The Christian soccer-mom book-banning witch isn’t impressed with Donnie’s mom’s lack of devotion to her daughter’s dance team thing, because oh no, she’s a stupid and annoying character, so she guilt-trips Donnie’s mom into chaperoning their field trip. Donnie and his sister have a big Halloween party, when Donnie realizes the world is supposed to end tonight. So he and Gretchen and some of his friends go to the abandoned house of Grandma Death, where they find the bullies waiting there for no reason. The bullies attack them, and Gretchen gets hit by a car even though she could have easily avoided it…and then the movie ends with a big time loop that sets everything back to the beginning of the movie all over again, except this time Donnie actually died when the engine fell through the roof. Oh wow, a time paradox?! I haven’t been this surprised since I found out fast food wasn’t good for you! Truly the minds behind this movie are FAAAAR beyond my puny comprehension to come up with something THIS intellectual! Yeah, it’s stupid and pretentious. But at least the movie’s over.
This movie had some interesting concepts and the directing itself wasn’t bad at all, but the way its themes and motifs were executed was just all wrong. This movie is incredibly preachy and condescending, which is ironic considering how much it rails against that kind of collectivist sheep-mentality. It’s built on the premise that this kid, Donnie, is debunking all the hypocritical and overly simplified thinking that the public school forces on everyone, but then the way it shoves Donnie’s free-thinking, liberal ideas down your throat CONSTANTLY, IN EVERY SINGLE SCENE, is just so annoying that it makes me want to reach through the screen and smack everyone.

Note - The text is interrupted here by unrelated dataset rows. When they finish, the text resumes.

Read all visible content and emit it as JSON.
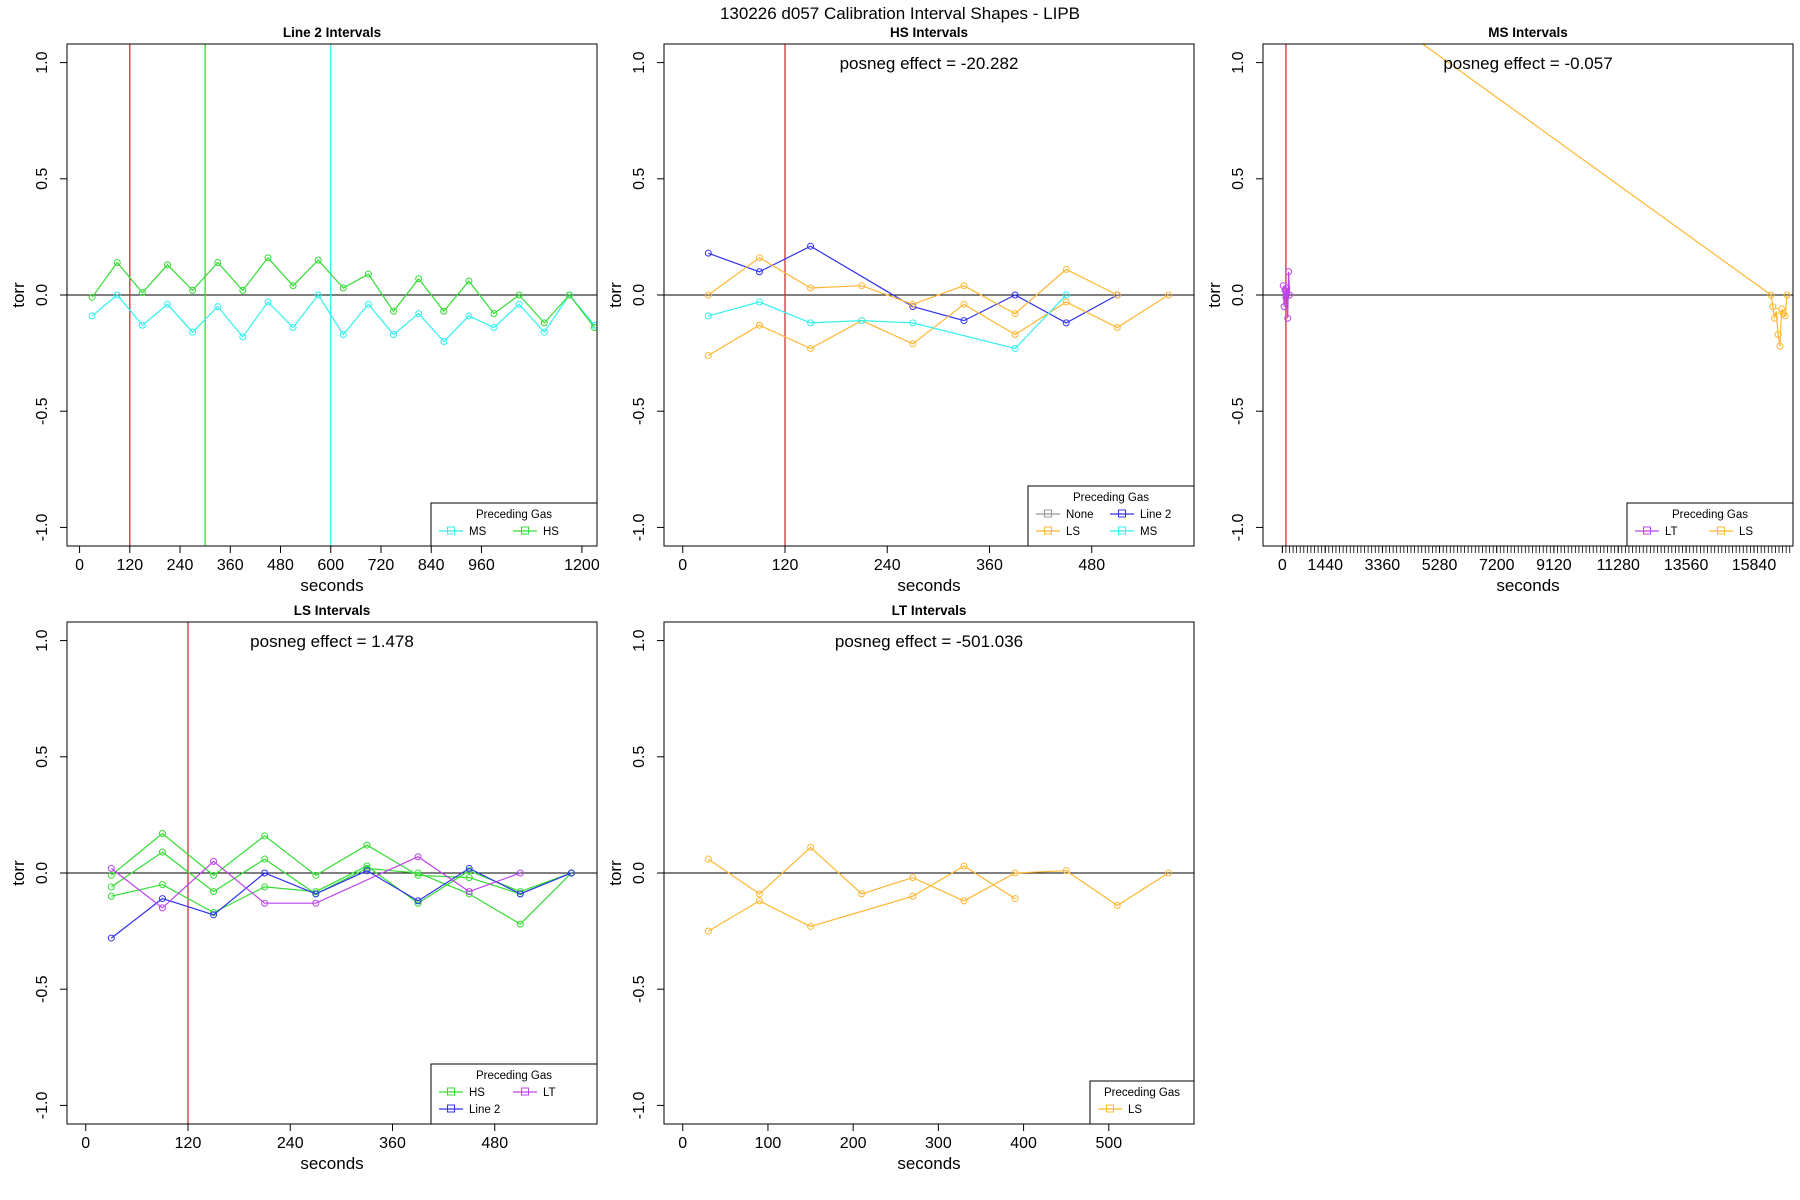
{
  "figure": {
    "title": "130226   d057   Calibration Interval Shapes - LIPB",
    "background": "#ffffff"
  },
  "colors": {
    "MS": "#33f0f0",
    "HS": "#33dd33",
    "LS": "#ffb733",
    "Line 2": "#3333ee",
    "LT": "#bb44ee",
    "None": "#999999",
    "vline_red": "#cc3333",
    "axis": "#000000"
  },
  "chart_data": [
    {
      "id": "line2",
      "type": "line",
      "title": "Line 2 Intervals",
      "xlabel": "seconds",
      "ylabel": "torr",
      "xlim": [
        -30,
        1236
      ],
      "ylim": [
        -1.08,
        1.08
      ],
      "xticks": [
        0,
        120,
        240,
        360,
        480,
        600,
        720,
        840,
        960,
        1200
      ],
      "yticks": [
        -1.0,
        -0.5,
        0.0,
        0.5,
        1.0
      ],
      "ytick_labels": [
        "-1.0",
        "-0.5",
        "0.0",
        "0.5",
        "1.0"
      ],
      "vlines": [
        {
          "x": 120,
          "color": "vline_red"
        },
        {
          "x": 300,
          "color": "HS"
        },
        {
          "x": 600,
          "color": "MS"
        }
      ],
      "annotation": "",
      "legend": {
        "title": "Preceding Gas",
        "position": "bottom-right",
        "ncol": 2,
        "entries": [
          "MS",
          "HS"
        ]
      },
      "series": [
        {
          "name": "MS",
          "color": "MS",
          "x": [
            30,
            90,
            150,
            210,
            270,
            330,
            390,
            450,
            510,
            570,
            630,
            690,
            750,
            810,
            870,
            930,
            990,
            1050,
            1110,
            1170,
            1230
          ],
          "y": [
            -0.09,
            0.0,
            -0.13,
            -0.04,
            -0.16,
            -0.05,
            -0.18,
            -0.03,
            -0.14,
            0.0,
            -0.17,
            -0.04,
            -0.17,
            -0.08,
            -0.2,
            -0.09,
            -0.14,
            -0.04,
            -0.16,
            0.0,
            -0.13
          ]
        },
        {
          "name": "HS",
          "color": "HS",
          "x": [
            30,
            90,
            150,
            210,
            270,
            330,
            390,
            450,
            510,
            570,
            630,
            690,
            750,
            810,
            870,
            930,
            990,
            1050,
            1110,
            1170,
            1230
          ],
          "y": [
            -0.01,
            0.14,
            0.01,
            0.13,
            0.02,
            0.14,
            0.02,
            0.16,
            0.04,
            0.15,
            0.03,
            0.09,
            -0.07,
            0.07,
            -0.07,
            0.06,
            -0.08,
            0.0,
            -0.12,
            0.0,
            -0.14
          ]
        }
      ]
    },
    {
      "id": "hs",
      "type": "line",
      "title": "HS Intervals",
      "xlabel": "seconds",
      "ylabel": "torr",
      "xlim": [
        -22,
        600
      ],
      "ylim": [
        -1.08,
        1.08
      ],
      "xticks": [
        0,
        120,
        240,
        360,
        480
      ],
      "yticks": [
        -1.0,
        -0.5,
        0.0,
        0.5,
        1.0
      ],
      "ytick_labels": [
        "-1.0",
        "-0.5",
        "0.0",
        "0.5",
        "1.0"
      ],
      "vlines": [
        {
          "x": 120,
          "color": "vline_red"
        }
      ],
      "annotation": "posneg effect = -20.282",
      "legend": {
        "title": "Preceding Gas",
        "position": "bottom-right",
        "ncol": 2,
        "entries": [
          "None",
          "Line 2",
          "LS",
          "MS"
        ]
      },
      "series": [
        {
          "name": "Line 2",
          "color": "Line 2",
          "x": [
            30,
            90,
            150,
            270,
            330,
            390,
            450,
            510
          ],
          "y": [
            0.18,
            0.1,
            0.21,
            -0.05,
            -0.11,
            0.0,
            -0.12,
            0.0
          ]
        },
        {
          "name": "LS",
          "color": "LS",
          "x": [
            30,
            90,
            150,
            210,
            270,
            330,
            390,
            450,
            510
          ],
          "y": [
            0.0,
            0.16,
            0.03,
            0.04,
            -0.04,
            0.04,
            -0.08,
            0.11,
            0.0
          ]
        },
        {
          "name": "LS",
          "color": "LS",
          "x": [
            30,
            90,
            150,
            210,
            270,
            330,
            390,
            450,
            510,
            570
          ],
          "y": [
            -0.26,
            -0.13,
            -0.23,
            -0.11,
            -0.21,
            -0.04,
            -0.17,
            -0.03,
            -0.14,
            0.0
          ]
        },
        {
          "name": "MS",
          "color": "MS",
          "x": [
            30,
            90,
            150,
            210,
            270,
            390,
            450
          ],
          "y": [
            -0.09,
            -0.03,
            -0.12,
            -0.11,
            -0.12,
            -0.23,
            0.0
          ]
        }
      ]
    },
    {
      "id": "ms",
      "type": "line",
      "title": "MS Intervals",
      "xlabel": "seconds",
      "ylabel": "torr",
      "xlim": [
        -650,
        17150
      ],
      "ylim": [
        -1.08,
        1.08
      ],
      "xticks": [
        0,
        1440,
        3360,
        5280,
        7200,
        9120,
        11280,
        13560,
        15840
      ],
      "minor_tick_step": 120,
      "yticks": [
        -1.0,
        -0.5,
        0.0,
        0.5,
        1.0
      ],
      "ytick_labels": [
        "-1.0",
        "-0.5",
        "0.0",
        "0.5",
        "1.0"
      ],
      "vlines": [
        {
          "x": 120,
          "color": "vline_red"
        }
      ],
      "annotation": "posneg effect = -0.057",
      "legend": {
        "title": "Preceding Gas",
        "position": "bottom-right",
        "ncol": 2,
        "entries": [
          "LT",
          "LS"
        ]
      },
      "series": [
        {
          "name": "LT",
          "color": "LT",
          "x": [
            30,
            60,
            90,
            120,
            150,
            180,
            210,
            240
          ],
          "y": [
            0.04,
            -0.05,
            0.02,
            -0.01,
            0.03,
            -0.1,
            0.1,
            0.0
          ]
        },
        {
          "name": "LS",
          "color": "LS",
          "x": [
            4500,
            16410,
            16470,
            16530,
            16590,
            16650,
            16710,
            16770,
            16830,
            16890,
            16950
          ],
          "y": [
            1.1,
            0.0,
            -0.05,
            -0.1,
            -0.07,
            -0.17,
            -0.22,
            -0.06,
            -0.08,
            -0.09,
            0.0
          ]
        }
      ]
    },
    {
      "id": "ls",
      "type": "line",
      "title": "LS Intervals",
      "xlabel": "seconds",
      "ylabel": "torr",
      "xlim": [
        -22,
        600
      ],
      "ylim": [
        -1.08,
        1.08
      ],
      "xticks": [
        0,
        120,
        240,
        360,
        480
      ],
      "yticks": [
        -1.0,
        -0.5,
        0.0,
        0.5,
        1.0
      ],
      "ytick_labels": [
        "-1.0",
        "-0.5",
        "0.0",
        "0.5",
        "1.0"
      ],
      "vlines": [
        {
          "x": 120,
          "color": "vline_red"
        }
      ],
      "annotation": "posneg effect = 1.478",
      "legend": {
        "title": "Preceding Gas",
        "position": "bottom-right",
        "ncol": 2,
        "entries": [
          "HS",
          "LT",
          "Line 2"
        ]
      },
      "series": [
        {
          "name": "HS",
          "color": "HS",
          "x": [
            30,
            90,
            150,
            210,
            270,
            330,
            390,
            450,
            510,
            570
          ],
          "y": [
            -0.01,
            0.17,
            -0.01,
            0.16,
            -0.01,
            0.12,
            -0.01,
            -0.02,
            -0.09,
            0.0
          ]
        },
        {
          "name": "HS",
          "color": "HS",
          "x": [
            30,
            90,
            150,
            210,
            270,
            330,
            390,
            450,
            510,
            570
          ],
          "y": [
            -0.06,
            0.09,
            -0.08,
            0.06,
            -0.09,
            0.02,
            0.0,
            -0.09,
            -0.22,
            0.0
          ]
        },
        {
          "name": "HS",
          "color": "HS",
          "x": [
            30,
            90,
            150,
            210,
            270,
            330,
            390,
            450,
            510,
            570
          ],
          "y": [
            -0.1,
            -0.05,
            -0.17,
            -0.06,
            -0.08,
            0.03,
            -0.13,
            0.01,
            -0.08,
            0.0
          ]
        },
        {
          "name": "Line 2",
          "color": "Line 2",
          "x": [
            30,
            90,
            150,
            210,
            270,
            330,
            390,
            450,
            510,
            570
          ],
          "y": [
            -0.28,
            -0.11,
            -0.18,
            0.0,
            -0.09,
            0.01,
            -0.12,
            0.02,
            -0.09,
            0.0
          ]
        },
        {
          "name": "LT",
          "color": "LT",
          "x": [
            30,
            90,
            150,
            210,
            270,
            390,
            450,
            510
          ],
          "y": [
            0.02,
            -0.15,
            0.05,
            -0.13,
            -0.13,
            0.07,
            -0.08,
            0.0
          ]
        }
      ]
    },
    {
      "id": "lt",
      "type": "line",
      "title": "LT Intervals",
      "xlabel": "seconds",
      "ylabel": "torr",
      "xlim": [
        -22,
        600
      ],
      "ylim": [
        -1.08,
        1.08
      ],
      "xticks": [
        0,
        100,
        200,
        300,
        400,
        500
      ],
      "yticks": [
        -1.0,
        -0.5,
        0.0,
        0.5,
        1.0
      ],
      "ytick_labels": [
        "-1.0",
        "-0.5",
        "0.0",
        "0.5",
        "1.0"
      ],
      "vlines": [],
      "annotation": "posneg effect = -501.036",
      "legend": {
        "title": "Preceding Gas",
        "position": "bottom-right",
        "ncol": 1,
        "entries": [
          "LS"
        ]
      },
      "series": [
        {
          "name": "LS",
          "color": "LS",
          "x": [
            30,
            90,
            150,
            210,
            270,
            330,
            390,
            450,
            510,
            570
          ],
          "y": [
            0.06,
            -0.09,
            0.11,
            -0.09,
            -0.02,
            -0.12,
            0.0,
            0.01,
            -0.14,
            0.0
          ]
        },
        {
          "name": "LS",
          "color": "LS",
          "x": [
            30,
            90,
            150,
            270,
            330,
            390
          ],
          "y": [
            -0.25,
            -0.12,
            -0.23,
            -0.1,
            0.03,
            -0.11
          ]
        }
      ]
    }
  ]
}
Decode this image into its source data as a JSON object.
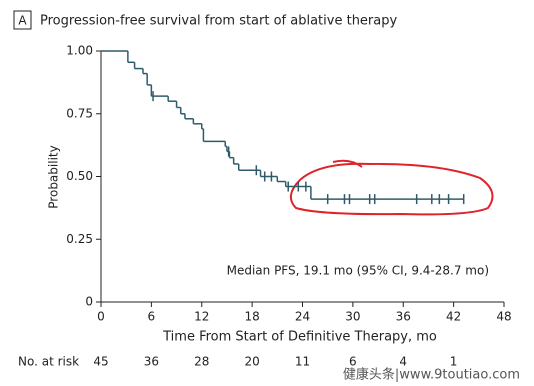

Not to mention the plot is ridiculously overcomplicated, the characters are all unlikable jerks, that stupid rabbit thing is just ugly as hell and the whole thing is specifically tailored to make young kids who don’t know any better feel smarter. This is not a good film, and I’m sorry this review hasn’t been as funny as some of my other ones, but really, what kinds of jokes am I supposed to make when every scene just has so many fundamental things wrong with it from a writing and ideological standpoint? There might not be any gaping plot holes or silly acting here, but don’t let that fool you: Donnie Darko is putrid, sappy, hipster crap and you shouldn’t ever watch it. Go, quickly! Run away!